Before we get to the question of knowing whether advertising on fuel efficiency/oil price terms is right for you, let’s assume, for the sake of argument, that they are a worthwhile investment. If so, then it’s worthwhile to turn the conversation to some specifics — what parts of your campaign you’ll want to shift or sharpen to get the best mileage out of the oil issue.

* Keywords. The thing to keep in mind about keyword choice is this: Searchers only partially search for what they want to see. Largely, they create keyword choices around what they want to exclude. For oil-price-related terms, that means trying their best to exclude the ads, organic results and ad copy that will show them gas-guzzling cars.

A search for “car” might become a search for “fuel efficient car.” Or it might become a search for “hybrid car” or “car high MPG.” Because searchers who use these terms really don’t want to see certain results, they go out of their way to tell the search engines — and the advertisers who care to listen — what they do want to see.

* Ad copy. Creating the right ad copy could mean two different things. It could mean addressing concerns that searchers have expressed through keywords; it also could mean speaking to concerns that searchers haven’t expressed, but might be thinking about. If a searcher looks for “fuel efficient car,” then it might just be worth advertisers’ while to create an ad that speaks to the searcher’s specific concern — fuel efficiency — rather than speaking just to a search for a low price (“Find great deals on fuel efficient cars,” or just “Find the best deals on all cars,” for instance). But a searcher who has just read an article about fuel efficiency and proceeds to type in a more generic car term like “auto dealership” also might be quicker to respond to an ad that talks about high MPG.

When MSN Search’s advertising program, adCenter, becomes a player, locating the searcher who is likely to respond to gas prices in a generic search like that will become much more feasible. That’s because adCenter will be able to target searchers by demographic.

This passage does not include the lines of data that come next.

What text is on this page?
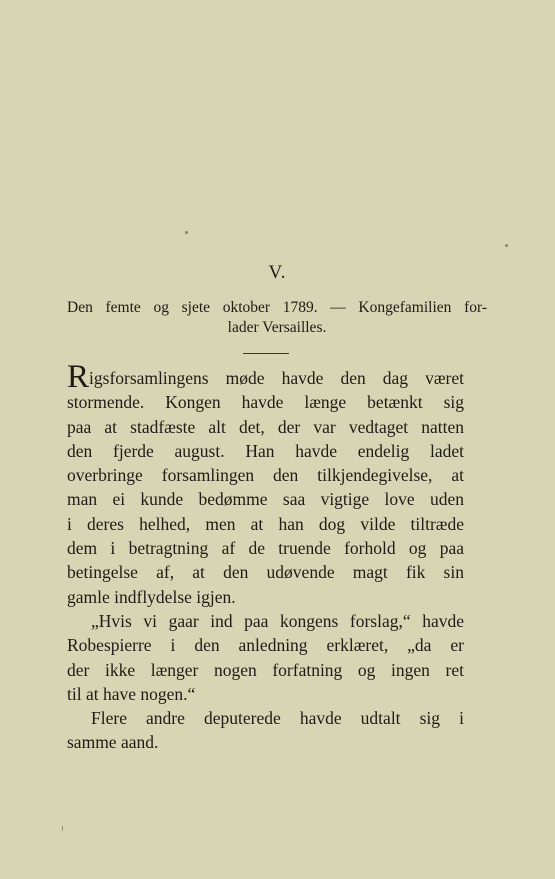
V.
Den femte og sjete oktober 1789. — Kongefamilien for-
lader Versailles.
Rigsforsamlingens møde havde den dag været
stormende. Kongen havde længe betænkt sig
paa at stadfæste alt det, der var vedtaget natten
den fjerde august. Han havde endelig ladet
overbringe forsamlingen den tilkjendegivelse, at
man ei kunde bedømme saa vigtige love uden
i deres helhed, men at han dog vilde tiltræde
dem i betragtning af de truende forhold og paa
betingelse af, at den udøvende magt fik sin
gamle indflydelse igjen.
„Hvis vi gaar ind paa kongens forslag,“ havde
Robespierre i den anledning erklæret, „da er
der ikke længer nogen forfatning og ingen ret
til at have nogen.“
Flere andre deputerede havde udtalt sig i
samme aand.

* Changing with the times. Of course, the best SEM responses to oil price fluctuation require changing your advertising on a moment’s notice. The quicker you can change ad copy or keyword choice, the quicker you can speak to the searcher who’s just heard news about gas prices — and will be the most responsive to advertising related to MPG.

The bottom line is that, like everything else in search engine marketing, it all depends on how much your market cares and how much your ad budget will let you experiment with new terms. If your market isn’t particularly gas-price-conscious and/or they don’t associate your products or services with gas price fluctuations, then there’s no reason to worry about gas prices much.

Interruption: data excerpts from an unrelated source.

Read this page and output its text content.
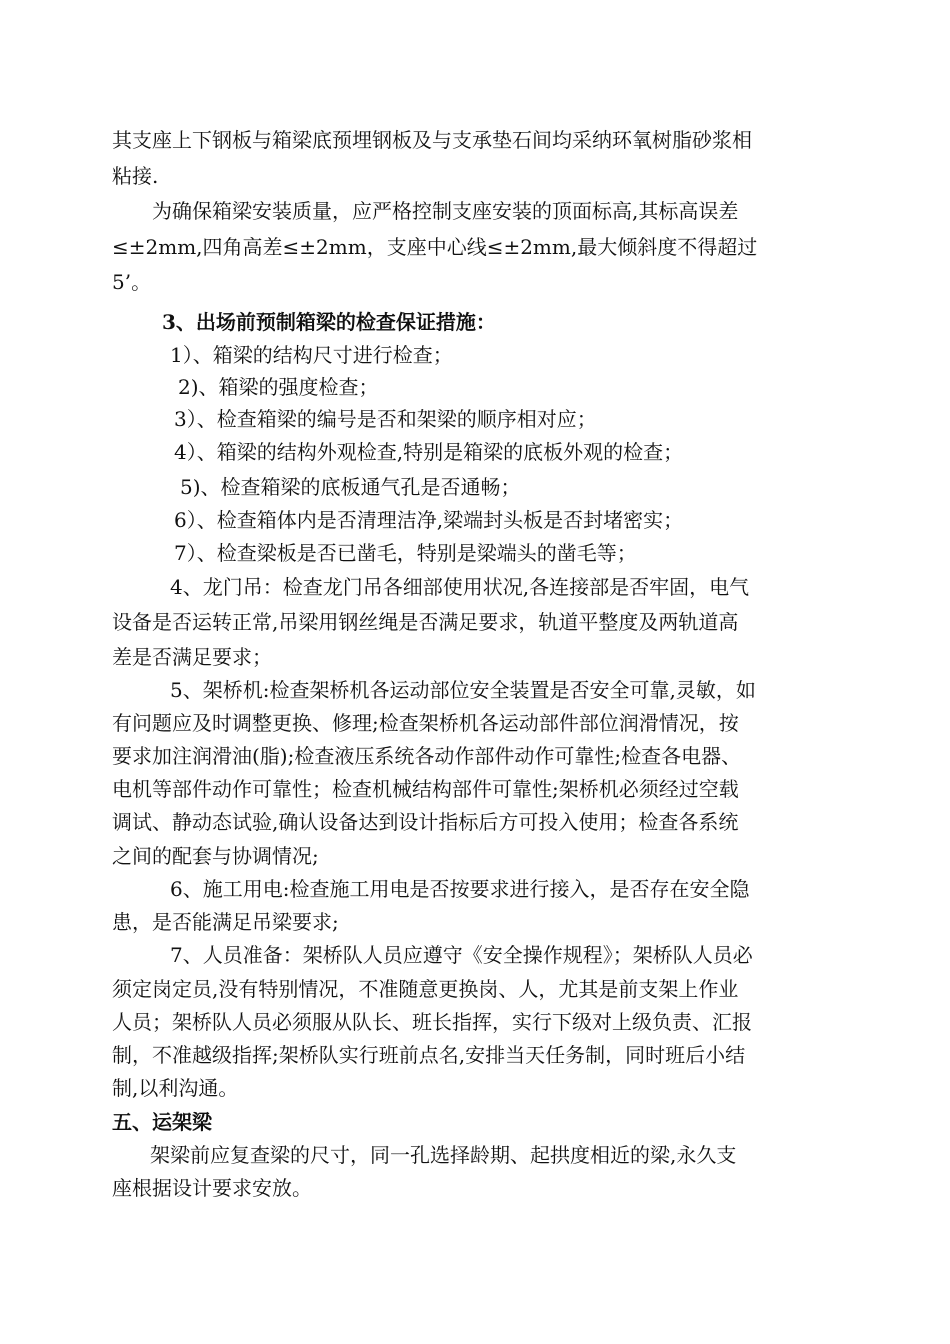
其支座上下钢板与箱梁底预埋钢板及与支承垫石间均采纳环氧树脂砂浆相
粘接.
为确保箱梁安装质量，应严格控制支座安装的顶面标高,其标高误差
≤±2mm,四角高差≤±2mm，支座中心线≤±2mm,最大倾斜度不得超过
5’。
3、出场前预制箱梁的检查保证措施：
1）、箱梁的结构尺寸进行检查；
2)、箱梁的强度检查；
3）、检查箱梁的编号是否和架梁的顺序相对应；
4）、箱梁的结构外观检查,特别是箱梁的底板外观的检查；
5)、检查箱梁的底板通气孔是否通畅；
6）、检查箱体内是否清理洁净,梁端封头板是否封堵密实；
7）、检查梁板是否已凿毛，特别是梁端头的凿毛等；
4、龙门吊：检查龙门吊各细部使用状况,各连接部是否牢固，电气
设备是否运转正常,吊梁用钢丝绳是否满足要求，轨道平整度及两轨道高
差是否满足要求；
5、架桥机:检查架桥机各运动部位安全装置是否安全可靠,灵敏，如
有问题应及时调整更换、修理;检查架桥机各运动部件部位润滑情况，按
要求加注润滑油(脂);检查液压系统各动作部件动作可靠性;检查各电器、
电机等部件动作可靠性；检查机械结构部件可靠性;架桥机必须经过空载
调试、静动态试验,确认设备达到设计指标后方可投入使用；检查各系统
之间的配套与协调情况;
6、施工用电:检查施工用电是否按要求进行接入，是否存在安全隐
患，是否能满足吊梁要求;
7、人员准备：架桥队人员应遵守《安全操作规程》；架桥队人员必
须定岗定员,没有特别情况，不准随意更换岗、人，尤其是前支架上作业
人员；架桥队人员必须服从队长、班长指挥，实行下级对上级负责、汇报
制，不准越级指挥;架桥队实行班前点名,安排当天任务制，同时班后小结
制,以利沟通。
五、运架梁
架梁前应复查梁的尺寸，同一孔选择龄期、起拱度相近的梁,永久支
座根据设计要求安放。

But if your market is concerned about oil prices and would be more interested in what you have to offer if you could speak to them in the language of dollars per barrel of sweet crude, or dollars per gallon, or MPG, then you might be passing up a chance that only comes around once every gas price hike.

And how do you know whether your market thinks of you in oil terms? That requires serious market research, sophisticated tracking and testing and the ability to discern good search keywords, ad copy and landing pages from ineffective ones. That’s a difficult task for some — and, frankly, it can be an impossible task to do well for even very good search marketers. Plus, like we said above, doing it in the best way requires a campaign flexible enough to change quickly. Again, not everyone has that capability.

But it might be a weapon for your arsenal that’s worth looking into. A conversation with your SEM provider will let you know what your options, and your capabilities, really are.